I think its worth pointing out here (and I assume this will come up in the comments) that just because it’s a tiny percentage of the audience, it doesn’t make a negative opinion of The Last Jedi wrong. We can all agree opinions of films can’t be right or wrong. What I’m trying to demonstrate is that the consensus of most of the audience (almost 90%) really liked the film. That’s the key thing here, not that the only way to feel about the movie should be positive. The number of people who truly hate this film is not statistically significant and the Rotten Tomatoes and Metacritic scores are not reflective of the film’s actual audience.

I want to conclude by pointing to some recent documentation from the good people over at 538.com of similar content that was affected by similar activities. This could suggest some motivation for review bombing movies. Again, it’s important to point out there are people out there who saw The Last Jedi and didn’t like it, so these observations are not meant to suggest they apply to everyone who hated The Last Jedi, but only those who are intentionally trying to skew the data to the negative.

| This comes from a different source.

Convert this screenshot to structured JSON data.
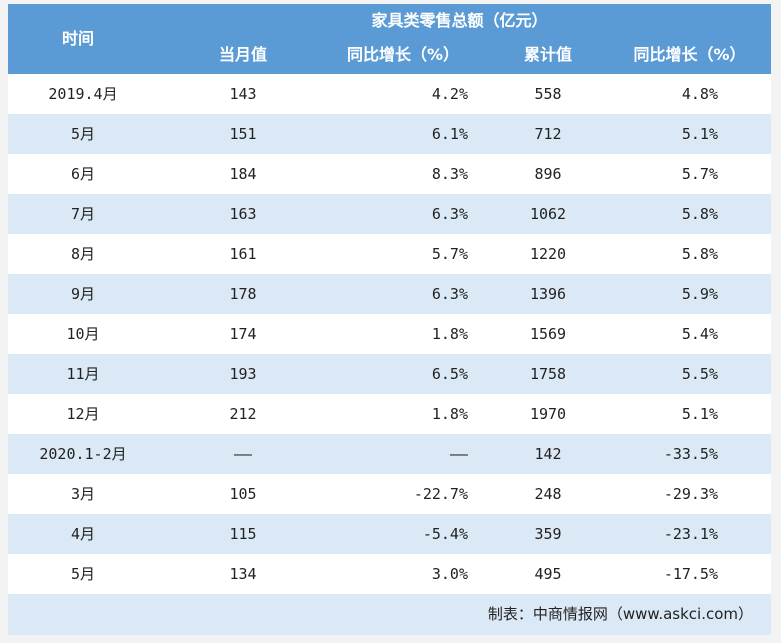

538.com has posted three recent studies regarding imdb and its user scores:

  • First, there was this one that talked about the gender split on TV shows and how men scores were negatively skewing shows directed towards women.
  • Then this one that talked about how men were review bombing the Ghostbusters remake.
  • Finally, this one about An Inconvenient Sequel and how it was reviewed bombed, even before its release to the public.

All three discuss similar conclusions to the ones mentioned in this editorial, but I think it’s relevant to point out that in all three studies, the targeted content contained traditional liberal ideology – either content that represented diverse and more inclusive female voices or a documentary about global warning. Considering there was an attempted boycott of The Force Awakens over diverse casting and a female central character, I’ll submit that the motivation behind the review bombing of The Last Jedi is not solely motivated by opinions about quality and faithfulness to the franchise, but also as a protest to how Disney has recently attempted to create more diverse characters and also cast more diverse actors and actresses in their tentpole content, including Star Wars.

Ultimately the narrative around the film has yet to be finished. It had the second largest domestic opening of all time and is likely on its way to the third largest domestic gross ever and the largest release of 2017 (but not enough to salvage 2017 from being a down year overall). However too much of the conversation this weekend and early this week was about the audience score at Rotten Tomatoes without reflecting on whether that score was truly representative of its audience. By giving these voices more weight than they deserve, these voices actually accomplished their goal even if Disney will consider the comScore data the accurate representation on how audiences received the movie. These individuals created a conversation, and it was a conversation that reflected negatively on a film with an incredibly positive consensus of quality. This observation cannot be lost and its behooves us to consider how significant user reviews that use opt-in polling without population adjustments should be valued in film criticism.